Sim, é isso mesmo. Recebemos informações o dia inteiro. Ao acordar, a primeira ação costuma ser pegar o celular e em poucos minutos, já fomos expostos a notícias, mensagens e estímulos diversos. No café da manhã, seguimos consumindo informações junto ao café e pão, seja pelo jornal, pela televisão ou novamente pelo celular. No trabalho, o fluxo continua constante e como se não bastasse, muitas vezes ainda escolhemos ouvir música ou podcasts enquanto trabalhamos. Na academia, adivinha? Os fones de ouvido seguem ligados, novamente com músicas ou podcasts. Antes de dormir, mais uma vez o celular está nas mãos ou até mesmo um livro.

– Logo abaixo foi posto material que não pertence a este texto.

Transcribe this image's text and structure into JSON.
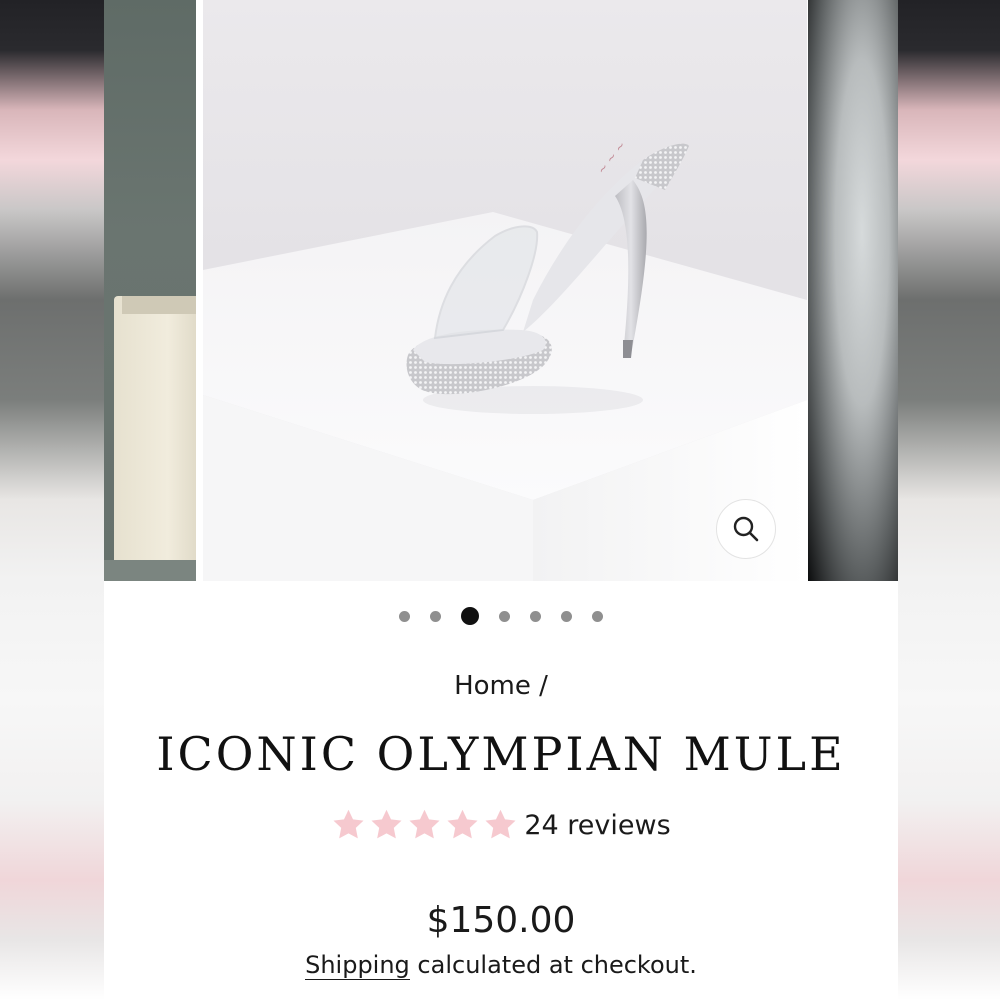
{
  "gallery": {
    "zoom_icon": "magnifier-icon",
    "dots_count": 7,
    "active_dot_index": 2
  },
  "breadcrumb": {
    "home_label": "Home",
    "separator": "/"
  },
  "product": {
    "title": "ICONIC OLYMPIAN MULE",
    "rating": 5,
    "rating_max": 5,
    "reviews_label": "24 reviews",
    "price": "$150.00",
    "shipping_link": "Shipping",
    "shipping_rest": " calculated at checkout."
  },
  "colors": {
    "star": "#f6c9cf",
    "text": "#1a1a1a",
    "active_dot": "#111111",
    "inactive_dot": "#8f8f8f"
  }
}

Nosso cérebro passa o dia inteiro nessa enxurrada de informações com estímulos contínuos, quase ininterruptos. Mas em que momento paramos para não fazer nada? Sem ler, sem ouvir, sem assistir. Apenas estar. É justamente nesse momento que o cérebro trabalha de forma mais profunda, criando, conectando ideias e organizando pensamentos, é quando ele consegue “digerir” a enorme quantidade de informações recebidas ao longo do dia. Beethoven passava horas caminhando pela floresta em silêncio, apenas para criar. Leonardo da Vinci observava o mundo com calma e atenção. E nós?
Hoje, eu te convido a fazer o mesmo: nada. Reserve um tempo do seu dia para permitir que o seu cérebro respire e assimile tudo o que foi vivido e aprendido. Tenho certeza de que muitas soluções surgirão, os problemas parecerão mais fáceis de serem resolvidos e as ideias fluirão melhor.